Chapter 5 of From Ellis Island to JFK really opened my eyes to the fact that race is a “changeable perception” mainly because it is what Foner calls,  “ a social and cultural construction.”

Foner does a great job of outlining how drastically the conception of race has changed. She uses the Jews and Italians as a perfect example by describing how they were once thought to be of an inferior race, less efficient and “moral cripples.” Yet, the fact that today both Italians and Jews are, what Foner explains as, “fully and unquestionably white” is unbelievable if you think about it.  This chapter truly emphasizes how what was once accepted as commonplace would be “considered unthinkable today.”

I also think it is so interesting that as ideas of race and ethnicity have changed, blacks have more or less been stuck in their own static and segregated group. Because so much of the prejudice and bias against blacks has stemmed from their former slave status, one would think that in due time, their status would have evolved by now like so many of the other ethnic groups.
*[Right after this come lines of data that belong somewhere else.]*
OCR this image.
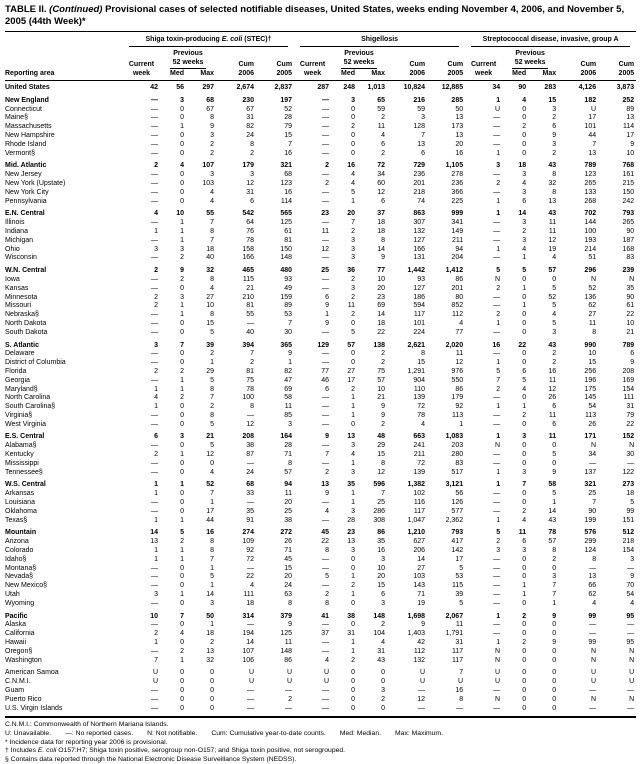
TABLE II. (Continued) Provisional cases of selected notifiable diseases, United States, weeks ending November 4, 2006, and November 5, 2005 (44th Week)*

	Shiga toxin-producing E. coli (STEC)†					Shigellosis					Streptococcal disease, invasive, group A				

		Previous					Previous					Previous			
	Current	52 weeks		Cum	Cum	Current	52 weeks		Cum	Cum	Current	52 weeks		Cum	Cum
Reporting area	week	Med	Max	2006	2005	week	Med	Max	2006	2005	week	Med	Max	2006	2005
United States	42	56	297	2,674	2,837	287	248	1,013	10,824	12,885	34	90	283	4,126	3,873
New England	—	3	68	230	197	—	3	65	216	285	1	4	15	182	252
Connecticut	—	0	67	67	52	—	0	59	59	50	U	0	3	U	89
Maine§	—	0	8	31	28	—	0	2	3	13	—	0	2	17	13
Massachusetts	—	1	9	82	79	—	2	11	128	173	—	2	6	101	114
New Hampshire	—	0	3	24	15	—	0	4	7	13	—	0	9	44	17
Rhode Island	—	0	2	8	7	—	0	6	13	20	—	0	3	7	9
Vermont§	—	0	2	2	16	—	0	2	6	16	1	0	2	13	10
Mid. Atlantic	2	4	107	179	321	2	16	72	729	1,105	3	18	43	789	768
New Jersey	—	0	3	3	68	—	4	34	236	278	—	3	8	123	161
New York (Upstate)	—	0	103	12	123	2	4	60	201	236	2	4	32	265	215
New York City	—	0	4	31	16	—	5	12	218	366	—	3	8	133	150
Pennsylvania	—	0	4	6	114	—	1	6	74	225	1	6	13	268	242
E.N. Central	4	10	55	542	565	23	20	37	863	999	1	14	43	702	793
Illinois	—	1	7	64	125	—	7	18	307	341	—	3	11	144	265
Indiana	1	1	8	76	61	11	2	18	132	149	—	2	11	100	90
Michigan	—	1	7	78	81	—	3	8	127	211	—	3	12	193	187
Ohio	3	3	18	158	150	12	3	14	166	94	1	4	19	214	168
Wisconsin	—	2	40	166	148	—	3	9	131	204	—	1	4	51	83
W.N. Central	2	9	32	465	480	25	36	77	1,442	1,412	5	5	57	296	239
Iowa	—	2	8	115	93	—	2	10	93	86	N	0	0	N	N
Kansas	—	0	4	21	49	—	3	20	127	201	2	1	5	52	35
Minnesota	2	3	27	210	159	6	2	23	186	80	—	0	52	136	90
Missouri	2	1	10	81	89	9	11	69	594	852	—	1	5	62	61
Nebraska§	—	1	8	55	53	1	2	14	117	112	2	0	4	27	22
North Dakota	—	0	15	—	7	9	0	18	101	4	1	0	5	11	10
South Dakota	—	0	5	40	30	—	5	22	224	77	—	0	3	8	21
S. Atlantic	3	7	39	394	365	129	57	138	2,621	2,020	16	22	43	990	789
Delaware	—	0	2	7	9	—	0	2	8	11	—	0	2	10	6
District of Columbia	—	0	1	2	1	—	0	2	15	12	1	0	2	15	9
Florida	2	2	29	81	82	77	27	75	1,291	976	5	6	16	256	208
Georgia	—	1	5	75	47	46	17	57	904	550	7	5	11	196	169
Maryland§	1	1	8	78	69	6	2	10	110	86	2	4	12	175	154
North Carolina	4	2	7	100	58	—	1	21	139	179	—	0	26	145	111
South Carolina§	1	0	2	8	11	—	1	9	72	92	1	1	6	54	31
Virginia§	—	0	8	—	85	—	1	9	78	113	—	2	11	113	79
West Virginia	—	0	5	12	3	—	0	2	4	1	—	0	6	26	22
E.S. Central	6	3	21	208	164	9	13	48	663	1,083	1	3	11	171	152
Alabama§	—	0	5	38	28	—	3	29	241	203	N	0	0	N	N
Kentucky	2	1	12	87	71	7	4	15	211	280	—	0	5	34	30
Mississippi	—	0	0	—	8	—	1	8	72	83	—	0	0	—	—
Tennessee§	—	0	4	24	57	2	3	12	139	517	1	3	9	137	122
W.S. Central	1	1	52	68	94	13	35	596	1,382	3,121	1	7	58	321	273
Arkansas	1	0	7	33	11	9	1	7	102	56	—	0	5	25	18
Louisiana	—	0	1	—	20	—	1	25	116	126	—	0	1	7	5
Oklahoma	—	0	17	35	25	4	3	286	117	577	—	2	14	90	99
Texas§	1	1	44	91	38	—	28	308	1,047	2,362	1	4	43	199	151
Mountain	14	5	16	274	272	45	23	86	1,210	793	5	11	78	576	512
Arizona	13	2	8	109	26	22	13	35	627	417	2	6	57	299	218
Colorado	1	1	8	92	71	8	3	16	206	142	3	3	8	124	154
Idaho§	1	1	7	72	45	—	0	3	14	17	—	0	2	8	3
Montana§	—	0	1	—	15	—	0	10	27	5	—	0	0	—	—
Nevada§	—	0	5	22	20	5	1	20	103	53	—	0	3	13	9
New Mexico§	—	0	1	4	24	—	2	15	143	115	—	1	7	66	70
Utah	3	1	14	111	63	2	1	6	71	39	—	1	7	62	54
Wyoming	—	0	3	18	8	8	0	3	19	5	—	0	1	4	4
Pacific	10	7	50	314	379	41	38	148	1,698	2,067	1	2	9	99	95
Alaska	—	0	1	—	9	—	0	2	9	11	—	0	0	—	—
California	2	4	18	194	125	37	31	104	1,403	1,791	—	0	0	—	—
Hawaii	1	0	2	14	11	—	1	4	42	31	1	2	9	99	95
Oregon§	—	2	13	107	148	—	1	31	112	117	N	0	0	N	N
Washington	7	1	32	106	86	4	2	43	132	117	N	0	0	N	N
American Samoa	U	0	0	U	U	U	0	0	U	7	U	0	0	U	U
C.N.M.I.	U	0	0	U	U	U	0	0	U	U	U	0	0	U	U
Guam	—	0	0	—	—	—	0	3	—	16	—	0	0	—	—
Puerto Rico	—	0	0	—	2	—	0	2	12	8	N	0	0	N	N
U.S. Virgin Islands	—	0	0	—	—	—	0	0	—	—	—	0	0	—	—
C.N.M.I.: Commonwealth of Northern Mariana Islands.
U: Unavailable. —: No reported cases. N: Not notifiable. Cum: Cumulative year-to-date counts. Med: Median. Max: Maximum.
* Incidence data for reporting year 2006 is provisional.
† Includes E. coli O157:H7; Shiga toxin positive, serogroup non-O157; and Shiga toxin positive, not serogrouped.
§ Contains data reported through the National Electronic Disease Surveillance System (NEDSS).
At the same time however, they have remained very separate from the white community. Something that I also found interesting was the idea that some blacks can be seen as “whiter.”  Foner writes that “as individuals improve their income, education, lifestyle and financial status, they seem progressively whiter. What matters, above all, is having education, wealth, manners, and well-placed associates, not race.” Is she arguing, then, that what has prevented blacks from progressing from their own inferior category is just wealth and status? Then what about the whites who are uneducated and poor – are they so to speak “blacker?”

At the end of the chapter, Foner discusses how racism has become increasingly less acceptable in public.  She discusses how the politically correct concerned culture and other factors have shaped political and public rhetoric regarding race today. After reading this section I wondered how and if this discretion and etiquette about race has affected the “whitening” of certain ethnicities. Perhaps because racist language and overt racism has been curbed, the public has become more open to accepting certain ethnicities into the “white group.”

After reading this chapter, I was left wondering how the world will perceive race in the next couple of decades. Will Asians finally be considered fully “white?” Will the black-white dichotomy still exist? Or will the word “race” mean absolutely nothing?